P our Yahya Aleem ur Rehman, représentant de l’Islamic Development Bank Institute de Djeddah, le défi n’est plus seulement de préserver les biens waqf, mais de leur redonner une véritable capacité d’action économique et sociale.

« Pendant des siècles, le waqf a constitué l’épine dorsale de la civilisation islamique », a-t-il rappelé dans son discours-programme. Selon lui, cette institution a permis de transformer des richesses privées en « bénédictions publiques permanentes », en finançant non seulement des mosquées, mais aussi des universités, des hôpitaux et des infrastructures communautaires.

Il a notamment cité l’Université al-Qarawiyyin de Fès ainsi que les grands bimaristans de Baghdad, du Caire et de Damas, financés par des waqfs et offrant des services à la population.

L’un de ses messages les plus forts a concerné la valorisation des actifs.

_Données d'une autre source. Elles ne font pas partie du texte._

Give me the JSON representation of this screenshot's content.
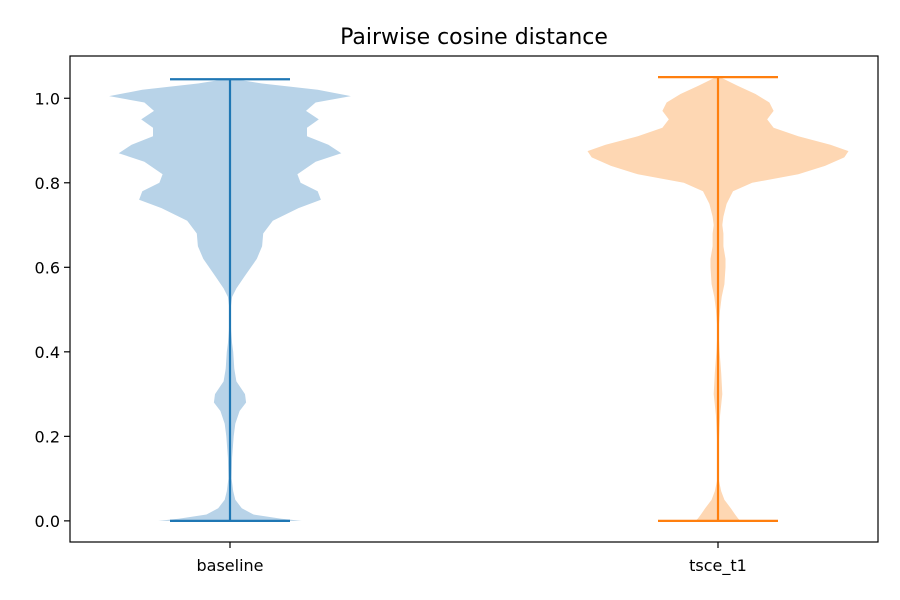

Le waqf immobilier, a-t-il expliqué, procure stabilité et appréciation à long terme, mais peut rendre certaines institutions « riches en actifs mais pauvres en liquidités ».

D’où l’intérêt du Cash Waqf, qui permet de réunir les contributions de milliers de donateurs et de les investir dans des instruments conformes à la Shariah. « Le capital demeure préservé tandis que les revenus sont consacrés au développement de la communauté », a-t-il expliqué.

Pour Maurice, Yahya Aleem ur Rehman a posé une question centrale : « Un cadre conçu il y a 85 ans peut-il pleinement répondre aux opportunités et aux instruments financiers du XXIe siècle ? »

Il préconise un environnement législatif permettant les micro-dons numériques, les waqfs d’entreprise, des mécanismes financiers modernes et une gouvernance indépendante auditée.

Aux Mutawallis, il a également adressé un message sans ambiguïté  : leur devoir « n’est pas seulement d’empêcher la perte d’un actif, mais d’en optimiser le rendement au bénéfice de ses bénéficiaires ».

Car, a-t-il conclu, « lorsque nous redonnons vie à un actif waqf sous-utilisé, nous restaurons la dignité, nous finançons l’éducation, nous créons des emplois et nous construisons une société plus forte  ». L’Islamic Development Bank s’est dite prête à accompagner Maurice dans cette transformation.